Today I have mostly been editing the book, coming across sentences the likes of
My heart crumpled like a Chinese lantern trodden underfoot.
See I know what I meant when I wrote that, but you can see why I have crises of faith.
I've also been searching the Internet for a riding crop, which is the item my father requested as a birthday present this year. My eyes have been opened to a whole new world, and one with very little to do with riding horses. And yeah, it did occur to me after I had found a suitable item (i.e not made of PVC and pink feathers) that it was perhaps not the most ethical of purchases. Fortunately, having already fulfilled my guilt quotient for the day, I decided that since clearly human beings seemed to get a lot of pleasure out of riding crops, so (probably) do horses.
No, I know that doesn't work. Sorry.
Two bits of stuff for you:
Disability Nation Podcast
An American chap called Larry Wanger has set up a new disability podcast called Disability Nation. I think this project has a great deal of potential; there are three episodes so far. I was unable to access the first one (the site still contains a few broken links), but I listened to an interview with a lady called Patty Dobbs Gross who runs the North Star Foundation, which breeds and places service dogs with children with autism. I found this very interesting - as far as I know, there is nothing like this in the UK.
The other episode I listened to had an interview with Lucy Gwin, the great character who founded Mouth Magazine. Larry himself is a very natural presenter and there's uh... no Jeremy Beadle (apparently, the next Ouch podcast is coming any day soon).
In other disability-related news, this was the funniest story of the last week.
The 2996 Project.
I am not keen to do this myself, but thought some folks may be interested in the 2996 project, to get 2996 different bloggers blogging about the 2996 different individuals that died in the terrorist attacks in the US on 11th September 2001.
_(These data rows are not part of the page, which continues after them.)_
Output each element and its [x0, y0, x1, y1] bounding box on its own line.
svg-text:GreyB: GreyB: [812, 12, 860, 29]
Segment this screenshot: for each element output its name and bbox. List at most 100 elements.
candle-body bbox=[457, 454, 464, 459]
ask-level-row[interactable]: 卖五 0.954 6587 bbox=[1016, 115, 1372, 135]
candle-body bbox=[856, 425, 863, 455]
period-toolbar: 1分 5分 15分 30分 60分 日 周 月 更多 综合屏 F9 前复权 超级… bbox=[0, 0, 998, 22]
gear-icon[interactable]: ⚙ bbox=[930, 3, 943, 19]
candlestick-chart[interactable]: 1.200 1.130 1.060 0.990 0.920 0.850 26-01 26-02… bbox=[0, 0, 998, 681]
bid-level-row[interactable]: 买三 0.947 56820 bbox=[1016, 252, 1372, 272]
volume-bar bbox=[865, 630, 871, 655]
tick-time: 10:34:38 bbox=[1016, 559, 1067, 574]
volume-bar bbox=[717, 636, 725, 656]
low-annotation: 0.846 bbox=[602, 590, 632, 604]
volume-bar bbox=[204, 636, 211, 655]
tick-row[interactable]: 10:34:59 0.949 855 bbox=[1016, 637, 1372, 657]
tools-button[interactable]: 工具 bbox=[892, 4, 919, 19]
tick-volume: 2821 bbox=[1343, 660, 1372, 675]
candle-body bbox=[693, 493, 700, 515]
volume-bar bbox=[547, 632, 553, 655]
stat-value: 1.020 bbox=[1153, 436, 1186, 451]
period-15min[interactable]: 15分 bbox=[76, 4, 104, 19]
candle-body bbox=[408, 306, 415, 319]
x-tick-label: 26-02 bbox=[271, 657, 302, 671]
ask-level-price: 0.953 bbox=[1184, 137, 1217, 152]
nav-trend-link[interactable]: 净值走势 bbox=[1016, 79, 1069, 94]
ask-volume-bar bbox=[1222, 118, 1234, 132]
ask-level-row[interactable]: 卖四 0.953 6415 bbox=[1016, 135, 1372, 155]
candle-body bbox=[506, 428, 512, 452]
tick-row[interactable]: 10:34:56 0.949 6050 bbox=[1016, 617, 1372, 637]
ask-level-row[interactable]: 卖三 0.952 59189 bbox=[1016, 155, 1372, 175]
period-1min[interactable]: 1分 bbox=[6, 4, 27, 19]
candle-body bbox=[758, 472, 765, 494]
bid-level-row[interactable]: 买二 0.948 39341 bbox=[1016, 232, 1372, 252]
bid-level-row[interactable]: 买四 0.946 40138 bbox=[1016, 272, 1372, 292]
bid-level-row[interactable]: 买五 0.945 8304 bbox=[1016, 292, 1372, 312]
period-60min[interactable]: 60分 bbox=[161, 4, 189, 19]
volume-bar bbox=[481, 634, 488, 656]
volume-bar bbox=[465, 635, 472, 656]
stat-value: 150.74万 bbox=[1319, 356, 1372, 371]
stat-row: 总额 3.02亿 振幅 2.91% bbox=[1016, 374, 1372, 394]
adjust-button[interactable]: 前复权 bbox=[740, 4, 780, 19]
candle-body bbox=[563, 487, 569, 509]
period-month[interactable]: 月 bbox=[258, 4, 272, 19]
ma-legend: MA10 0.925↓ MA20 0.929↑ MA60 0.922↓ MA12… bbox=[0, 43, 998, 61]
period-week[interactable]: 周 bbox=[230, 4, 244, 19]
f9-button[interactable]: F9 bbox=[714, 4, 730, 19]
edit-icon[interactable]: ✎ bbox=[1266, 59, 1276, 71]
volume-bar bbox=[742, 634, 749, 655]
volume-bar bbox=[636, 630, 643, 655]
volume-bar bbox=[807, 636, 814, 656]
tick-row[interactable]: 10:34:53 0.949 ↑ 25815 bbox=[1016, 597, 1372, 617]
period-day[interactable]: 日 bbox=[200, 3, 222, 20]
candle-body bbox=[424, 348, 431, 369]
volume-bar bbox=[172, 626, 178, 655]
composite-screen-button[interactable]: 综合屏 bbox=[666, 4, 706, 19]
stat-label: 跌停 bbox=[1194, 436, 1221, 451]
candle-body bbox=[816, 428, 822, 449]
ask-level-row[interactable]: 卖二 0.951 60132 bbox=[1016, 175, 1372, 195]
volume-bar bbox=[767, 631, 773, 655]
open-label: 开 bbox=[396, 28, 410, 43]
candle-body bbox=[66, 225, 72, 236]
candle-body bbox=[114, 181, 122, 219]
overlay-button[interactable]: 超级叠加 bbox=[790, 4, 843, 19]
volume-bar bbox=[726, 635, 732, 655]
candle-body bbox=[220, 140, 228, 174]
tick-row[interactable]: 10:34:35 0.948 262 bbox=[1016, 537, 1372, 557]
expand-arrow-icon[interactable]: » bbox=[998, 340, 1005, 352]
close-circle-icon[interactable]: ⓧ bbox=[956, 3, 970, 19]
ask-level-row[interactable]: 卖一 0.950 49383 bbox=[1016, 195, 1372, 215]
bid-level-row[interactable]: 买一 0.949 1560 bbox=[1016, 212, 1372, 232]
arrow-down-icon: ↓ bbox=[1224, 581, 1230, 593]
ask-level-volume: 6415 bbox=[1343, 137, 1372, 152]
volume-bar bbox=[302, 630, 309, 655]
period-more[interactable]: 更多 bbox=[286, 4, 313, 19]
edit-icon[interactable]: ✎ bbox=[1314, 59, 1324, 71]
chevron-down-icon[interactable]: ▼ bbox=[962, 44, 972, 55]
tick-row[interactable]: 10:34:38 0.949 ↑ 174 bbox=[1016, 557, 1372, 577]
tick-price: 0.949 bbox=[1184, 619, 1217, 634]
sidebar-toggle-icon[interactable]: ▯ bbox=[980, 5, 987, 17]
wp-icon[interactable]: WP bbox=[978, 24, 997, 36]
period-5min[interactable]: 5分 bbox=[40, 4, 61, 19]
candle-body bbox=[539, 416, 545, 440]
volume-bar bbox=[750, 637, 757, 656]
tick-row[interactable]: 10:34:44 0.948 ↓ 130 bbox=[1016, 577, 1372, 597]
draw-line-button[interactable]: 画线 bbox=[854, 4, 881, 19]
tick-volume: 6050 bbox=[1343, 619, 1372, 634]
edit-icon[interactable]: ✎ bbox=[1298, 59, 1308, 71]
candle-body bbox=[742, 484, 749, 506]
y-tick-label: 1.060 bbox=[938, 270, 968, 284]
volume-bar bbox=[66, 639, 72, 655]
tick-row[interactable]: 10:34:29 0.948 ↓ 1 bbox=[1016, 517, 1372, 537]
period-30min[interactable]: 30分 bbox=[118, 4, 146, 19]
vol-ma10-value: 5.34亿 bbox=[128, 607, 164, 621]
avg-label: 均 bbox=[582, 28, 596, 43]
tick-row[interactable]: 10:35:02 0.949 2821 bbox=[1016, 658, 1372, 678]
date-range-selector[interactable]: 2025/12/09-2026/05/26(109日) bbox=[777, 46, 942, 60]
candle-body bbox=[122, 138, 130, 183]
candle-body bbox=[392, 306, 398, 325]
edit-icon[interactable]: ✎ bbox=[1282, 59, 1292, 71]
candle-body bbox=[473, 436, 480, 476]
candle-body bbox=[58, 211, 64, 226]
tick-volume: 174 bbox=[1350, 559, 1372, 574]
The idea is that each blogger who wishes to do this is allocated the name of one of those victims and agrees to write a tribute to them on 11th September 2006 (the five year anniversary). Given that they're trying to get 2996 bloggers involved, I guess they need as much publicity as they can get.
(via Strange Culture).
Oooo, that riding crop portion was hilarious. I actually had a fellow ask to use one on me once. I thought, "Why not?" I got as much enjoyment out of it as a horse, of course.
Actually the Chinese Lantern sentance made a lot of sense to me. That's hardly a recommendation coming from me though.;-)
I'll try to dig out a record from Solefald for you. They are a norwegian black/avantgarde metal group. It's called 'When the Moon is on the Wave', lyrics straight from Manfred.
Pete mad, in bed and dangerous when wet;-)
The Autism Dog thing was very interesting. Lily got a cat from the protection league (she is called Pussy) and Sybil interacts with her very well. There were a couple of face scratches early on but now she is very good with her.
Sybil wouldn't stroke her at first but I managed to get her to do it. This was mainly by holding her hand to Pussy's fur. Nowe she sits and strokes her and reads her stories, which is very sweet.
I think this American project is fantastic. Autistic children do have a problem with interaction and if animals can involve the child with another living thing it can only be beneficial to their development.
I have been searching the internet for riding crops as well, for the simple reason that I did not have a clue what that could be. Errm...I know now. Very enlightening.
The disability related funniest story of the week was a good one. I will try that in front of my home next time when I am annoyed about cars that are not supposed to be there.
Marmite, yes I thought you would be interested in the dog scheme - as soon as I heard about it, it made so much sense that autistic children could benefit from animals. And they are service animals, not just pets; it isn't "Ah how sweet to give these poor disadvantaged kids something to cuddle" - they really are meant to help, even to help keep the children safe.